Une étude pose des chiffres sur ce que les associations ressentaient depuis plusieurs années sans pouvoir en apporter la preuve formelle : une grande partie de leurs financements publics prend désormais, bel et bien, la forme de commandes (appels d’offre, appels à projet…), tandis que la part des subventions est en baisse. Dévoilée par Viviane Tchernonog, économiste et chercheure au Centre d’économie de la Sorbonne (CNRS) le 27 juin, lors d’une conférence organisée à Paris par le ministère de la Vie associative (1), elle dresse un état des lieux inédit de l’évolution des financements publics des associations. Elle a été, qui plus est, très bien accueillie par la ministre de la Vie associative, Valérie Fourneyron, qui y voit un encouragement à poursuivre son action pour redonner une marge de manœuvre aux associations à travers notamment sa contribution au projet de loi sur l’économie sociale et solidaire, la préparation de la révision de la circulaire Fillon de janvier 2010 sur les relations entre pouvoirs publics et associations, ou la charte entre l’Etat, les collectivités et les associations.
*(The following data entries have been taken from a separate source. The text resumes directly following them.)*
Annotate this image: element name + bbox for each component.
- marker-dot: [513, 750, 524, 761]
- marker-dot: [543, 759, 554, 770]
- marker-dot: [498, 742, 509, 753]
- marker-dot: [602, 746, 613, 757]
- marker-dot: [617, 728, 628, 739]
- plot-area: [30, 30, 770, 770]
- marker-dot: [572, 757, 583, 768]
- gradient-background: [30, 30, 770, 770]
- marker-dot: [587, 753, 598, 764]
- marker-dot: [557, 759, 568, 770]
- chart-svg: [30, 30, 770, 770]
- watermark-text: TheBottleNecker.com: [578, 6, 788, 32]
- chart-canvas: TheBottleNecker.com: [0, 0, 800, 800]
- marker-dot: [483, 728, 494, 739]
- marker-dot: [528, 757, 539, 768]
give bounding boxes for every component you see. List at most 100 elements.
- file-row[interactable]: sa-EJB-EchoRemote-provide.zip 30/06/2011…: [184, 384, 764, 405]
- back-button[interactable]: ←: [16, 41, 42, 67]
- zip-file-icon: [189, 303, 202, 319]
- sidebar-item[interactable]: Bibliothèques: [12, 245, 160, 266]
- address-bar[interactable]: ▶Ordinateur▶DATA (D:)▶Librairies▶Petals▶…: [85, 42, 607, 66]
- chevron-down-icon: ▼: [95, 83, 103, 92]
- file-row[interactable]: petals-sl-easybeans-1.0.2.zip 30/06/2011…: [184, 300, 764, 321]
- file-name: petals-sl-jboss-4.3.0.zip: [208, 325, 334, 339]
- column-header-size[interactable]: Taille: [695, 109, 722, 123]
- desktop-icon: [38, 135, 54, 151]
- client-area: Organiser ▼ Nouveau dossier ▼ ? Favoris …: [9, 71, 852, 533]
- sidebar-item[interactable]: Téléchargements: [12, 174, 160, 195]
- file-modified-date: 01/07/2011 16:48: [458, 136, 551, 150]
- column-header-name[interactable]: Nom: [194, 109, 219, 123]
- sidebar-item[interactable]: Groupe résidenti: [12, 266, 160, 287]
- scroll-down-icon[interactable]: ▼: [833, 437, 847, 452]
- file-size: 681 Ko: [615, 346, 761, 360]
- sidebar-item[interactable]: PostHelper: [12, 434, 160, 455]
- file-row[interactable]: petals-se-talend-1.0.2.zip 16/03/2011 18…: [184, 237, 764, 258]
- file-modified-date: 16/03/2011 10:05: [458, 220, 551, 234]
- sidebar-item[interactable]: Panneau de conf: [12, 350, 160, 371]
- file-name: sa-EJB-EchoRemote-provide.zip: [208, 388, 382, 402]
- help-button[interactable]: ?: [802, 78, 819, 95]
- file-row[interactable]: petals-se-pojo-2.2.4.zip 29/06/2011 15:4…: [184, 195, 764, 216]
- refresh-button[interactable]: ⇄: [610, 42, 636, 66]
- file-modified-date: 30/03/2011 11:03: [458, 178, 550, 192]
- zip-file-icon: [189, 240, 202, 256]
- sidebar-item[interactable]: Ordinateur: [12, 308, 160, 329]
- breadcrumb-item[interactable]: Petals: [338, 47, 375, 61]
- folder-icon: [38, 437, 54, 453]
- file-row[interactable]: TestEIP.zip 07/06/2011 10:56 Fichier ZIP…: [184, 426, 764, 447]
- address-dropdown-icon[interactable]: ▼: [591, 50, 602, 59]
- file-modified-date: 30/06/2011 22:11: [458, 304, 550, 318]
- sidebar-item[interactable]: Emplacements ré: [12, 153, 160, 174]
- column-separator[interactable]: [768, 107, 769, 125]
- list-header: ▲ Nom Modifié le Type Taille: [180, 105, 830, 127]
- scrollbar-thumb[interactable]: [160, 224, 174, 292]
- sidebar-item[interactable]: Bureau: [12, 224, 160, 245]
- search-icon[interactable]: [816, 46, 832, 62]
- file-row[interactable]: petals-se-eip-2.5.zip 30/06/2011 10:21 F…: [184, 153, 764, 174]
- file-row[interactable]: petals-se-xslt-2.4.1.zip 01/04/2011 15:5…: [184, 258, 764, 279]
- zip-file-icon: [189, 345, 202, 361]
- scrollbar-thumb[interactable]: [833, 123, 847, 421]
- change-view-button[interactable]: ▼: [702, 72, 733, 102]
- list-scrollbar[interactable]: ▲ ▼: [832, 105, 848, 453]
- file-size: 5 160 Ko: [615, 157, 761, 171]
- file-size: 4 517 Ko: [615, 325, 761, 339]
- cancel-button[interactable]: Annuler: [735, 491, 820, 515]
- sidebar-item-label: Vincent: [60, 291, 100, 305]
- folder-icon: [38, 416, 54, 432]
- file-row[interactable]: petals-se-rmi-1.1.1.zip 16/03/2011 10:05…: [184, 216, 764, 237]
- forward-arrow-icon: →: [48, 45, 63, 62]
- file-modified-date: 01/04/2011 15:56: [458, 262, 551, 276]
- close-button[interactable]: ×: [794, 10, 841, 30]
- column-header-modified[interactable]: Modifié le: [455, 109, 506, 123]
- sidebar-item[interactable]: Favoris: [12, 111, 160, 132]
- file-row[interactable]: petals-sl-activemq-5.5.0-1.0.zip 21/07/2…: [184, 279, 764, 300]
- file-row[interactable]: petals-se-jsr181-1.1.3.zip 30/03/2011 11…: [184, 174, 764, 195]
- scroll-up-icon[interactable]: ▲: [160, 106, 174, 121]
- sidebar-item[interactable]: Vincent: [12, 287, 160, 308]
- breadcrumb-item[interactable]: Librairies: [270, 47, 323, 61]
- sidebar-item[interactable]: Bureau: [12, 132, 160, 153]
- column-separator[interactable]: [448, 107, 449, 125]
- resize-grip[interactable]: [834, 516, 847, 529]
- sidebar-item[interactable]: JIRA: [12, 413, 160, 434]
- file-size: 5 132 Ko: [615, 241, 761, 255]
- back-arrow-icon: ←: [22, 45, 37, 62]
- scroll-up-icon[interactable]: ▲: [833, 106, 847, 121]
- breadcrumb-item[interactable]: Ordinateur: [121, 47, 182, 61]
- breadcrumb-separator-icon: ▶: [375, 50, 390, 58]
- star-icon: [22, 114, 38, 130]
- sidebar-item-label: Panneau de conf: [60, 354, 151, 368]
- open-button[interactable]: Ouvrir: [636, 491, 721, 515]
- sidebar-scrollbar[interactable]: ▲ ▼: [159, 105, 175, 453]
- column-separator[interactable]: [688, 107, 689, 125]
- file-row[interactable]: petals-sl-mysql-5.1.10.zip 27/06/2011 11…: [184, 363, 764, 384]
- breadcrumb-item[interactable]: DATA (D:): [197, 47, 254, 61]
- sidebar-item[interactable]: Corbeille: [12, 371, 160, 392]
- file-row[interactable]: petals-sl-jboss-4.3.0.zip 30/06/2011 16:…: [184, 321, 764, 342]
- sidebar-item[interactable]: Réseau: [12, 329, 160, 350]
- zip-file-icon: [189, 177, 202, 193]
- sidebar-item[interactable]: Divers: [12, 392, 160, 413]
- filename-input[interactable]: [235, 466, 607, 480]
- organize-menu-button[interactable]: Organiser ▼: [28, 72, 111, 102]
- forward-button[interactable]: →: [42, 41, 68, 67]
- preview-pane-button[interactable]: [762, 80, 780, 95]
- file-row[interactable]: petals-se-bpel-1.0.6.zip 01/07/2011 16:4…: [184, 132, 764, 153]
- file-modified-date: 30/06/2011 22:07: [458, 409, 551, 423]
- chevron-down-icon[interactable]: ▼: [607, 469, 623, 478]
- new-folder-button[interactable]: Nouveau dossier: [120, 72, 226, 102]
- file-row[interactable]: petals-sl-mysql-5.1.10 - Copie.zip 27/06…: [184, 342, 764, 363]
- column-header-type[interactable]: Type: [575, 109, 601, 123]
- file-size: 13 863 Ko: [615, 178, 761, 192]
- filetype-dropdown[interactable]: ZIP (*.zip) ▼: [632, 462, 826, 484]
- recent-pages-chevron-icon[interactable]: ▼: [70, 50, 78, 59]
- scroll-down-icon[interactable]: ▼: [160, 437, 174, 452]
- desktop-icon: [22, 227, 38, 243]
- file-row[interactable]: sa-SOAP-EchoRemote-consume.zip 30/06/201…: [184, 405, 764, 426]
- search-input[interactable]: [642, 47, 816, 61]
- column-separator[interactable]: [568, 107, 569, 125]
L’enquête de Viviane Tchernonog est sans appel. Entre 2005 et 2011, les subventions publiques ont diminué de 17 %, soit une baisse annuelle de 3 %, tandis que les commandes publiques ont augmenté de 73 % (soit 10 % en moyenne annuelle). Sur la même période, la part des commandes publiques dans l’ensemble des ressources des associations s’est accrue de 17 % à 25 % tandis que celle des subventions s’est réduite de 34 % à 24 %. Alors qu’en 2005, les subventions représentaient plus du tiers du financement total et pesaient deux fois plus que les commandes publiques, toutes deux ont désormais un poids comparable dans le budget du secteur.
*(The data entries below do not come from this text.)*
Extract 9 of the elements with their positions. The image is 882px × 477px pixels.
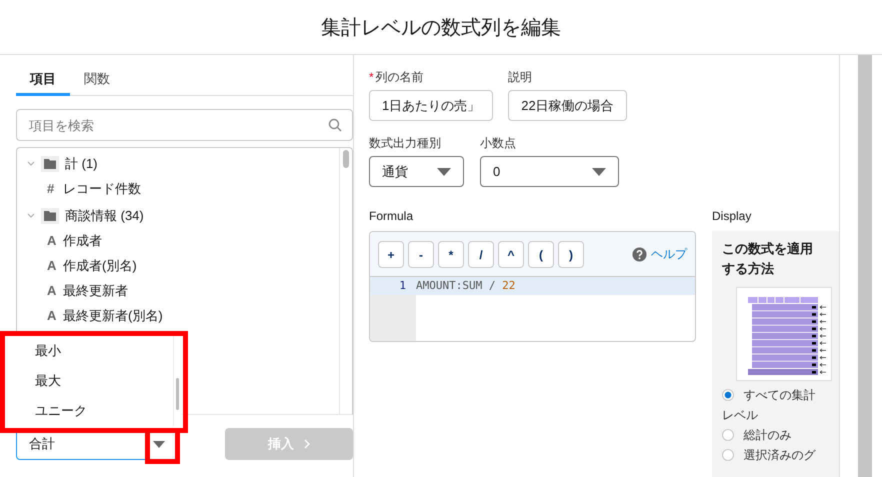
field-label: 説明 [508, 69, 534, 86]
line-number: 1 [370, 277, 416, 295]
dialog-title: 集計レベルの数式列を編集 [321, 16, 561, 40]
section-label: Display [712, 209, 752, 223]
field-label: 小数点 [480, 135, 517, 152]
section-label: Formula [369, 209, 414, 223]
card-heading: この数式を適用する方法 [722, 240, 814, 278]
field-label: * 列の名前 [369, 69, 425, 86]
field-label: 数式出力種別 [369, 135, 442, 152]
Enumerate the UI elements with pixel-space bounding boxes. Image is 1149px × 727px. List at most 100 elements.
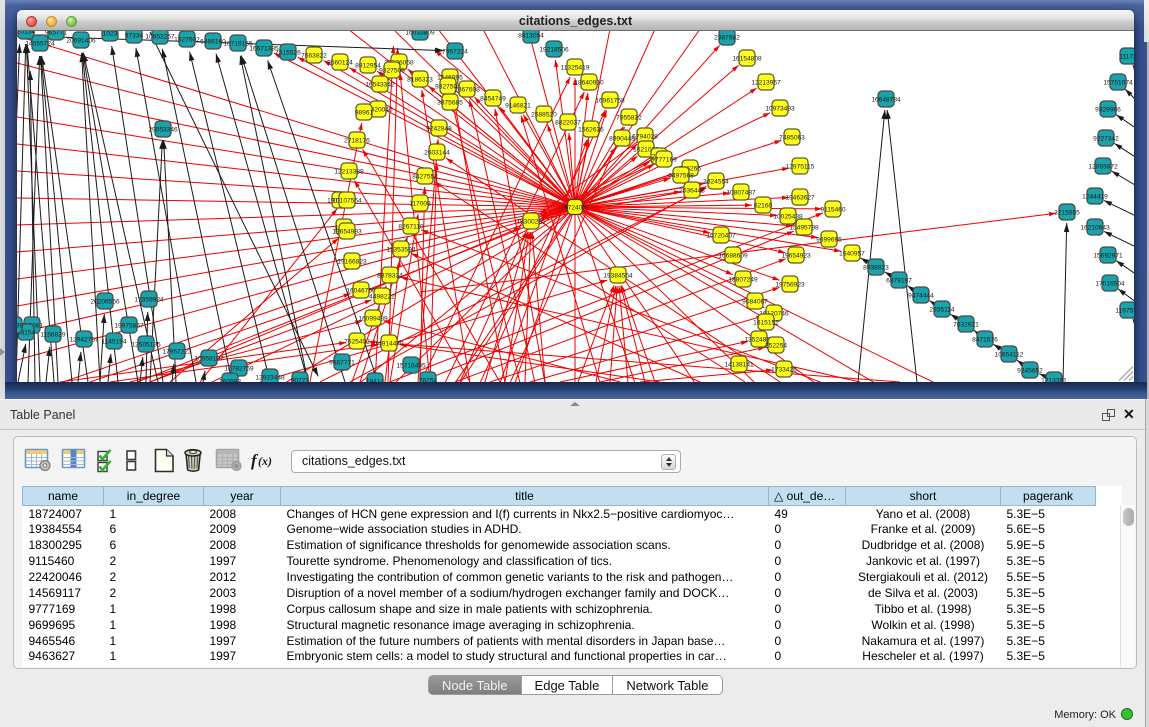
svg-text:1145194: 1145194 [101, 339, 127, 346]
svg-text:15495798: 15495798 [789, 225, 819, 232]
svg-text:9245652: 9245652 [1017, 368, 1043, 375]
svg-text:7515526: 7515526 [275, 50, 301, 57]
svg-text:20134: 20134 [17, 31, 35, 36]
svg-text:(x): (x) [258, 454, 272, 468]
svg-text:18724007: 18724007 [560, 205, 590, 212]
svg-text:16099489: 16099489 [358, 316, 388, 323]
svg-text:17016504: 17016504 [1095, 281, 1125, 288]
svg-text:8186323: 8186323 [407, 77, 433, 84]
svg-text:1156829: 1156829 [40, 332, 66, 339]
svg-text:1733426: 1733426 [771, 367, 797, 374]
svg-text:14914479: 14914479 [374, 341, 404, 348]
svg-text:15720407: 15720407 [706, 233, 736, 240]
svg-text:29053346: 29053346 [148, 127, 178, 134]
svg-text:10807487: 10807487 [726, 190, 756, 197]
svg-text:1615152: 1615152 [753, 320, 779, 327]
svg-text:6879197: 6879197 [886, 278, 912, 285]
svg-text:16210643: 16210643 [1080, 225, 1110, 232]
svg-text:11325419: 11325419 [561, 65, 590, 72]
svg-text:19975867: 19975867 [114, 323, 144, 330]
svg-text:6794028: 6794028 [632, 134, 658, 141]
svg-text:17957223: 17957223 [162, 349, 192, 356]
svg-text:8471676: 8471676 [972, 337, 998, 344]
svg-text:7625402: 7625402 [344, 339, 370, 346]
svg-text:16033809: 16033809 [405, 31, 435, 37]
svg-text:10958107: 10958107 [194, 356, 224, 363]
svg-text:7663822: 7663822 [301, 53, 327, 60]
svg-text:3215955: 3215955 [1054, 210, 1080, 217]
svg-text:9329966: 9329966 [1095, 107, 1121, 114]
svg-text:1244419: 1244419 [1082, 194, 1108, 201]
svg-text:8454749: 8454749 [480, 96, 506, 103]
svg-text:9146821: 9146821 [505, 103, 531, 110]
svg-text:97334: 97334 [125, 33, 144, 40]
svg-text:1167533: 1167533 [1115, 308, 1134, 315]
svg-text:2588520: 2588520 [531, 112, 557, 119]
svg-text:8938923: 8938923 [863, 265, 889, 272]
svg-text:18640910: 18640910 [574, 80, 604, 87]
svg-text:12213967: 12213967 [751, 80, 781, 87]
svg-text:6497568: 6497568 [668, 173, 694, 180]
svg-text:19384554: 19384554 [603, 273, 633, 280]
svg-text:965771: 965771 [45, 31, 67, 37]
svg-text:2935114: 2935114 [929, 307, 955, 314]
svg-text:10653267: 10653267 [145, 34, 175, 41]
svg-text:9084067: 9084067 [742, 299, 768, 306]
svg-text:19463627: 19463627 [785, 195, 815, 202]
svg-text:6466160: 6466160 [200, 39, 226, 46]
svg-text:16782759: 16782759 [224, 366, 254, 373]
svg-text:12975115: 12975115 [786, 164, 815, 171]
svg-text:7485063: 7485063 [779, 135, 805, 142]
svg-text:9560124: 9560124 [327, 60, 353, 67]
svg-text:19756923: 19756923 [775, 282, 805, 289]
svg-text:252254: 252254 [765, 343, 787, 350]
svg-text:8822037: 8822037 [555, 120, 581, 127]
svg-text:8813054: 8813054 [518, 33, 544, 40]
svg-text:12942757: 12942757 [69, 337, 99, 344]
svg-text:16648784: 16648784 [871, 97, 901, 104]
svg-text:12505135: 12505135 [131, 342, 161, 349]
svg-text:11172: 11172 [1119, 54, 1134, 61]
svg-text:4498222: 4498222 [369, 294, 395, 301]
svg-text:16154808: 16154808 [732, 56, 762, 63]
svg-text:117008: 117008 [409, 201, 431, 208]
svg-text:18300295: 18300295 [516, 219, 546, 226]
svg-text:14138141: 14138141 [724, 362, 754, 369]
svg-text:9327505: 9327505 [379, 68, 405, 75]
svg-text:1562635: 1562635 [578, 127, 604, 134]
svg-text:9777169: 9777169 [651, 157, 677, 164]
svg-text:25830: 25830 [17, 323, 23, 330]
svg-text:20206556: 20206556 [90, 299, 120, 306]
svg-text:8267110: 8267110 [398, 224, 424, 231]
svg-text:19166823: 19166823 [337, 259, 367, 266]
svg-text:10688609: 10688609 [718, 253, 748, 260]
svg-text:15716485: 15716485 [396, 363, 426, 370]
svg-text:19654983: 19654983 [332, 229, 362, 236]
svg-text:16961758: 16961758 [595, 98, 625, 105]
svg-text:10107554: 10107554 [332, 198, 362, 205]
svg-text:17359924: 17359924 [134, 297, 164, 304]
svg-text:1023: 1023 [103, 31, 118, 38]
svg-text:19218506: 19218506 [539, 47, 569, 54]
svg-text:20691406: 20691406 [66, 38, 96, 45]
svg-text:12213389: 12213389 [334, 169, 364, 176]
svg-text:18807249: 18807249 [728, 277, 758, 284]
svg-text:8427552: 8427552 [412, 174, 438, 181]
svg-text:12093872: 12093872 [1088, 164, 1118, 171]
svg-text:9657771: 9657771 [329, 360, 355, 367]
svg-text:3624554: 3624554 [703, 179, 729, 186]
svg-text:15751074: 15751074 [1103, 80, 1133, 87]
svg-text:16543342: 16543342 [365, 82, 395, 89]
svg-text:2036448: 2036448 [679, 188, 705, 195]
svg-text:11353594: 11353594 [387, 247, 416, 254]
svg-text:2387682: 2387682 [714, 35, 740, 42]
svg-text:1640957: 1640957 [839, 251, 865, 258]
svg-text:2718176: 2718176 [344, 138, 370, 145]
svg-text:10654112: 10654112 [995, 352, 1024, 359]
svg-text:7955822: 7955822 [616, 115, 642, 122]
svg-text:9242848: 9242848 [426, 126, 452, 133]
svg-text:9227342: 9227342 [1093, 136, 1119, 143]
svg-text:9699695: 9699695 [816, 237, 842, 244]
svg-text:1527602: 1527602 [174, 37, 200, 44]
svg-text:8878334: 8878334 [377, 273, 403, 280]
Qu’est-ce que cela change pour les associations ? La différence est « essentielle », explique Viviane Tchernonog. Alors que, dans la subvention, l’association est à l’initiative du projet et peut innover et expérimenter, dans la commande publique, elle agit comme un simple prestataire pour réaliser ou gérer une action formatée par les acteurs publics.
Comment expliquer une telle évolution ? « Un changement de philosophie dans le financement public des associations, les incertitudes pesant sur le statut juridique de la subvention au regard des réglementations européenne et nationale – surtout l’absence de définition légale de celle-ci [2] – conduisent les collectivités publiques à développer les commandes publiques pour éviter les risques de requalification des subventions en commandes publiques », explique Viviane Tchernonog. « La montée en charge des collectivités territoriales dans le financement du secteur associatif » – 12,3 % en 2011 contre 10 % en 2005 – contribue également à la nouvelle donne, « les régions et les conseils généraux ayant tendance à préférer les financements de type “commandes” aux subventions pour des motifs variés (formatage des actions des associations en fonction des politiques locales, meilleure visibilité des acteurs publics) ».
« Le profil des financements et la part respective des subventions et des commandes varient bien sûr selon le secteur d’activité des associations », souligne encore Viviane Tchernonog. On voit ainsi que les champs de l’action humanitaire, de l’action sociale et de la santé se taillent la part du lion dans les subventions publiques : ils perçoivent 45 % de celles versées aux associations, ce qui s’explique « par la taille du secteur et la nature des fonctions remplies par ces associations, dont les publics sont souvent en situation de difficulté et qui sont fortement employeuses de professionnels salariés ». Mais, dans le même temps, ils concentrent à eux seuls 74 % des commandes publiques.
(1) L’étude de Viviane Tchernonog paraîtra fin 2013. En attendant, l’ensemble des documents liés à la conférence (synthèse de l’étude, chiffres clés, etc.) est disponible sur
(2) Rappelons que le projet de loi portant reconnaissance et développement de l’économie sociale et solidaire, qui devrait être présenté en conseil des ministres courant juillet, introduira une définition législative et non plus seulement jurisprudentielle de la subvention.